Par S.M
Il y a des moments où l’entendement collectif se heurte à une aporie sidérante, où la logique civique et le devoir de représentation semblent s’évaporer dans les limbes d’une décision impénétrable. Nous sommes, en cette heure grave, les témoins perplexes d’un tel hiatus : comment, à l’instant même où les fanfares de la commémoration résonnaient en l’honneur d’une indépendance chèrement acquise, nos honorables parlementaires et vénérables sénateurs ont-ils pu, avec une célérité quasi-somnambulique, apposer leur assentiment à une loi qui démantèle, pierre par pierre, l’édifice même de notre souveraineté nationale ?
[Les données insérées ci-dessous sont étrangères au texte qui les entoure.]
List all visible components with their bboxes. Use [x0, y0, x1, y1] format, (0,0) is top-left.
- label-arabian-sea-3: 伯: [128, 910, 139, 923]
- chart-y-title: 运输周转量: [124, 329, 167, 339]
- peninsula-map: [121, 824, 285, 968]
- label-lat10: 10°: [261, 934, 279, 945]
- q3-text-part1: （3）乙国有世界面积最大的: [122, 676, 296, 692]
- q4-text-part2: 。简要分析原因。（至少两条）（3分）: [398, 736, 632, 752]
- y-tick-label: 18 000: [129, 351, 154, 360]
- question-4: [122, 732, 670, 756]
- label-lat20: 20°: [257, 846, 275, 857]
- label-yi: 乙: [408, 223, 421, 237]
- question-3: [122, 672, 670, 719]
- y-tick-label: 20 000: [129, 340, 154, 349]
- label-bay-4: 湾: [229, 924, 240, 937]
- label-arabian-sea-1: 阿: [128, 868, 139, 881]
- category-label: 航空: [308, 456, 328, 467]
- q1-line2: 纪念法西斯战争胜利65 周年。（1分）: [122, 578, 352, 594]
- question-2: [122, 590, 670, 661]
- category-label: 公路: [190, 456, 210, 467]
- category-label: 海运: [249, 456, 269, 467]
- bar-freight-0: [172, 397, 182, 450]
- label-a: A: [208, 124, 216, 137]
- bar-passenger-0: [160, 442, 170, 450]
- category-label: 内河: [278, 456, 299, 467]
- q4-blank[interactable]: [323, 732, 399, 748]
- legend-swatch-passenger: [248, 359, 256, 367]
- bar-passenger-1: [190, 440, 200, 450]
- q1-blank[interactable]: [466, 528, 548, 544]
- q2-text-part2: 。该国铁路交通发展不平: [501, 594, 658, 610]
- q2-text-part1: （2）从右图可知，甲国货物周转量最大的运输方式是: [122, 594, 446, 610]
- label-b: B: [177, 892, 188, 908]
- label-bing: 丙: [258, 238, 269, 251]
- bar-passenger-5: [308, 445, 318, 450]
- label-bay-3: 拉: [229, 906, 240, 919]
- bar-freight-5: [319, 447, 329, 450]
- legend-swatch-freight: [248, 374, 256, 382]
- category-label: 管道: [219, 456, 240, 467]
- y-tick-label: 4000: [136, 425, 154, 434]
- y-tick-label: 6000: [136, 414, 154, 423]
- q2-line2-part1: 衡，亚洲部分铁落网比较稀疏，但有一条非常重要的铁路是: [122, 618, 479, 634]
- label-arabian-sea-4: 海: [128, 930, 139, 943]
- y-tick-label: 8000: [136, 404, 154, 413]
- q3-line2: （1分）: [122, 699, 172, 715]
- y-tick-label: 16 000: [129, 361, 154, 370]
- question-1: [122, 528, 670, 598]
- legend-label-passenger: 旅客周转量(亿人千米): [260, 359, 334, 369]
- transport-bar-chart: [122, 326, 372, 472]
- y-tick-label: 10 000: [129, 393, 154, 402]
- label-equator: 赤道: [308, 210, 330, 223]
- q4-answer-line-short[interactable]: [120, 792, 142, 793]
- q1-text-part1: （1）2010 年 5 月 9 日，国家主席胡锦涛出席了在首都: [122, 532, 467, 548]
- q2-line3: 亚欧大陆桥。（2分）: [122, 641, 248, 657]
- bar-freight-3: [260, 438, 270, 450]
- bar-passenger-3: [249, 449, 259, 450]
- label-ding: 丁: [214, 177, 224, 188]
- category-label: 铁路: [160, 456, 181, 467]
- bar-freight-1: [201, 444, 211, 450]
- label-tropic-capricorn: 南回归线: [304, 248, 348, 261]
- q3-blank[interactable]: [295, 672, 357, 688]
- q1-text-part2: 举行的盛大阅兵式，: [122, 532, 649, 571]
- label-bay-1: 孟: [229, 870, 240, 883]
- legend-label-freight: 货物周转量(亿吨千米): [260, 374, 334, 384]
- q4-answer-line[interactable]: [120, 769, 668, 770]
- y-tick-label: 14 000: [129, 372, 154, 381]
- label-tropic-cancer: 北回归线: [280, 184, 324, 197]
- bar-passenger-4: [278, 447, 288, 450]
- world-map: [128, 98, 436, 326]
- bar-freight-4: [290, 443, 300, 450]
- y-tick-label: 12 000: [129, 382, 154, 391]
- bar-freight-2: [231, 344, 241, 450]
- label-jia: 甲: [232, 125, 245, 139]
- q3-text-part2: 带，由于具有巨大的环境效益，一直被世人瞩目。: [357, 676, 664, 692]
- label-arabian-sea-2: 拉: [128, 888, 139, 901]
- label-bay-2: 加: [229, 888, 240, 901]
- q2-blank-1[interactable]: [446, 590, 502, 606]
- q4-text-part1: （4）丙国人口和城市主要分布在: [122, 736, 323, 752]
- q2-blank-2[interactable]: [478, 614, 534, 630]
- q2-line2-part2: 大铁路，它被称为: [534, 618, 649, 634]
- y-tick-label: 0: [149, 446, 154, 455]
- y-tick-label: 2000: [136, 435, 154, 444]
N’est-ce point là le comble de la déconcertation, une volte-face d’une telle magnitude qu’elle en devient une énigme kafkaïenne ?
Ces dépositaires de la volonté populaire, ces sentinelles censées veiller sur l’inaliénabilité du patrimoine national, ont-ils été frappés d’une amnésie subite quant aux sacrifices qui ont jalonné notre quête d’autonomie ?
Comment concilier l’éclat des célébrations patriotiques avec l’opacité d’un vote qui, dans son essence, livre à l’appétit insatiable de consortiums étrangers les entrailles même de notre terre, l’ultime relique de notre affranchissement ?
La stupéfaction est d’autant plus acérée que le précédent est criant, les cicatrices du pillage passé encore béantes dans le corps économique de la nation. L’on se souvient des déprédations de l’ère Khelil, où la souveraineté minière fut si allègrement bradée, laissant derrière elle un sillage de ruines et de désolation. Avons-nous donc si promptement tiré un trait sur ces leçons gravées dans la chair de notre histoire ? Nos législateurs, dont la clairvoyance devrait être le fanal, ont-ils délibérément choisi d’ignorer les diagnostics d’experts algériens, ces Cassandre modernes qui n’ont cessé d’alerter sur le caractère déséquilibré et les béances abyssales d’un texte sans garde-fous ?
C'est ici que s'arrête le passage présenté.